Theoretical Analyses of Quantum Counting against Decoherence Errors

TL;DR

This paper provides a theoretical analysis of quantum counting under decoherence, comparing two circuit implementations and revealing that the ascending-order circuit is more robust against errors, with implications for phase estimation tasks.

Contribution

It introduces a comparative analysis of quantum counting circuits under decoherence, highlighting the robustness of the ascending-order circuit through theoretical and numerical methods.

Findings

Ascending-order circuit is more robust against decoherence.

Probability distributions differ between the two circuits under errors.

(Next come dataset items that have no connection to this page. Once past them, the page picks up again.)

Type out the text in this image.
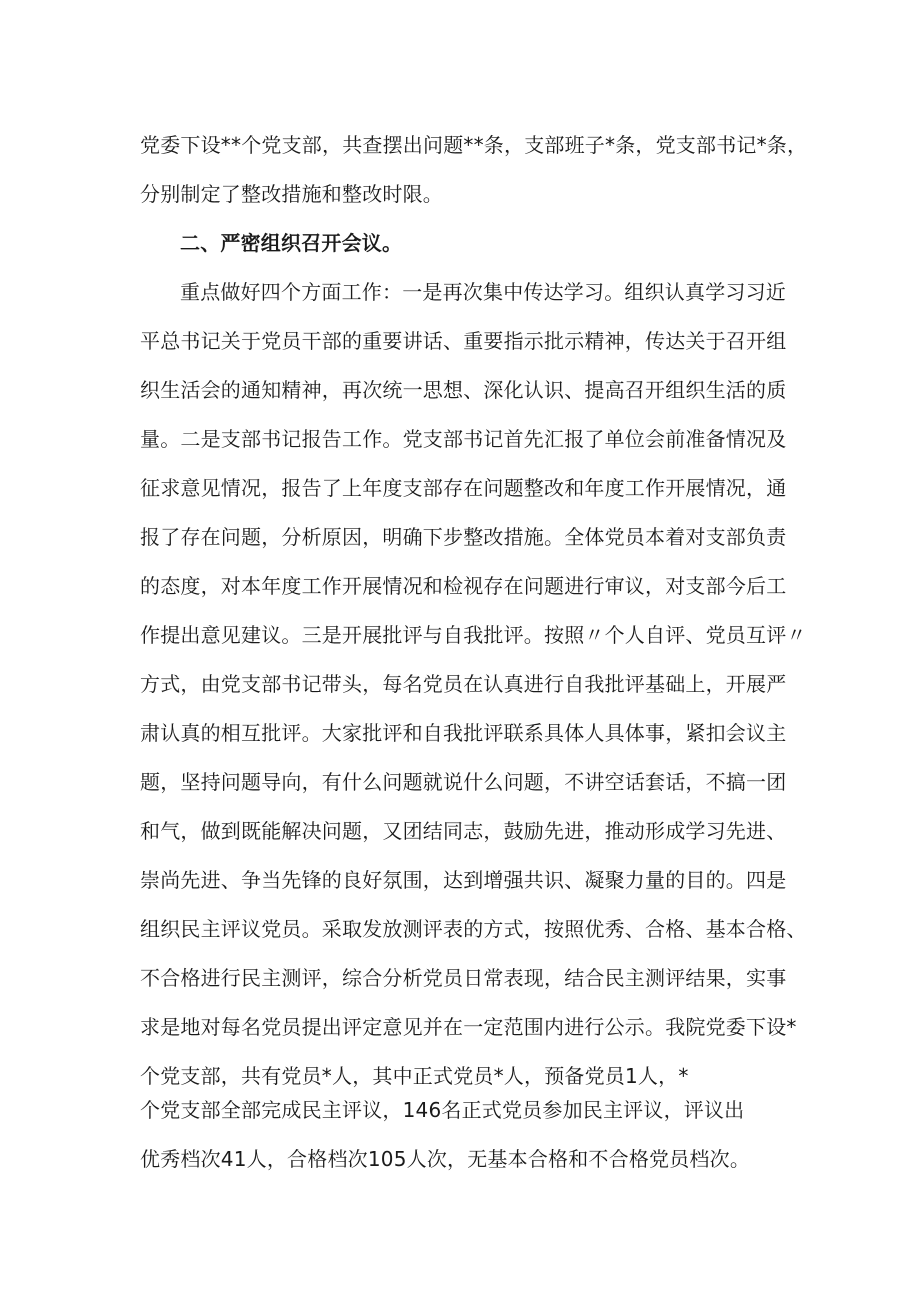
党委下设**个党支部，共查摆出问题**条，支部班子*条，党支部书记*条，
分别制定了整改措施和整改时限。
二、严密组织召开会议。
重点做好四个方面工作：一是再次集中传达学习。组织认真学习习近
平总书记关于党员干部的重要讲话、重要指示批示精神，传达关于召开组
织生活会的通知精神，再次统一思想、深化认识、提高召开组织生活的质
量。二是支部书记报告工作。党支部书记首先汇报了单位会前准备情况及
征求意见情况，报告了上年度支部存在问题整改和年度工作开展情况，通
报了存在问题，分析原因，明确下步整改措施。全体党员本着对支部负责
的态度，对本年度工作开展情况和检视存在问题进行审议，对支部今后工
作提出意见建议。三是开展批评与自我批评。按照〃个人自评、党员互评〃
方式，由党支部书记带头，每名党员在认真进行自我批评基础上，开展严
肃认真的相互批评。大家批评和自我批评联系具体人具体事，紧扣会议主
题，坚持问题导向，有什么问题就说什么问题，不讲空话套话，不搞一团
和气，做到既能解决问题，又团结同志，鼓励先进，推动形成学习先进、
崇尚先进、争当先锋的良好氛围，达到增强共识、凝聚力量的目的。四是
组织民主评议党员。采取发放测评表的方式，按照优秀、合格、基本合格、
不合格进行民主测评，综合分析党员日常表现，结合民主测评结果，实事
求是地对每名党员提出评定意见并在一定范围内进行公示。我院党委下设*
个党支部，共有党员*人，其中正式党员*人，预备党员1人，*
个党支部全部完成民主评议，146名正式党员参加民主评议，评议出
优秀档次41人，合格档次105人次，无基本合格和不合格党员档次。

Results are applicable to phase estimation and factoring.

Abstract

In this paper, we analyze the quantum counting under the decoherence, which can find the number of solutions satisfying a given oracle. We investigate probability distributions related to the first order term of the error rate on the quantum counting with the depolarizing channel. We also implement two circuits for the quantum counting -- the ascending-order circuit and the descending-order circuit -- by reversing ordering of application of controlled-Grover operations. By theoretical and numerical calculations for probability distributions, we reveal the difference of probability distributions on two circuits in the presence of decoherence and show that the ascending-order circuit is more robust against the decoherence than the descending-order circuit. This property of the robustness is applicable to the phase estimation such as the factoring.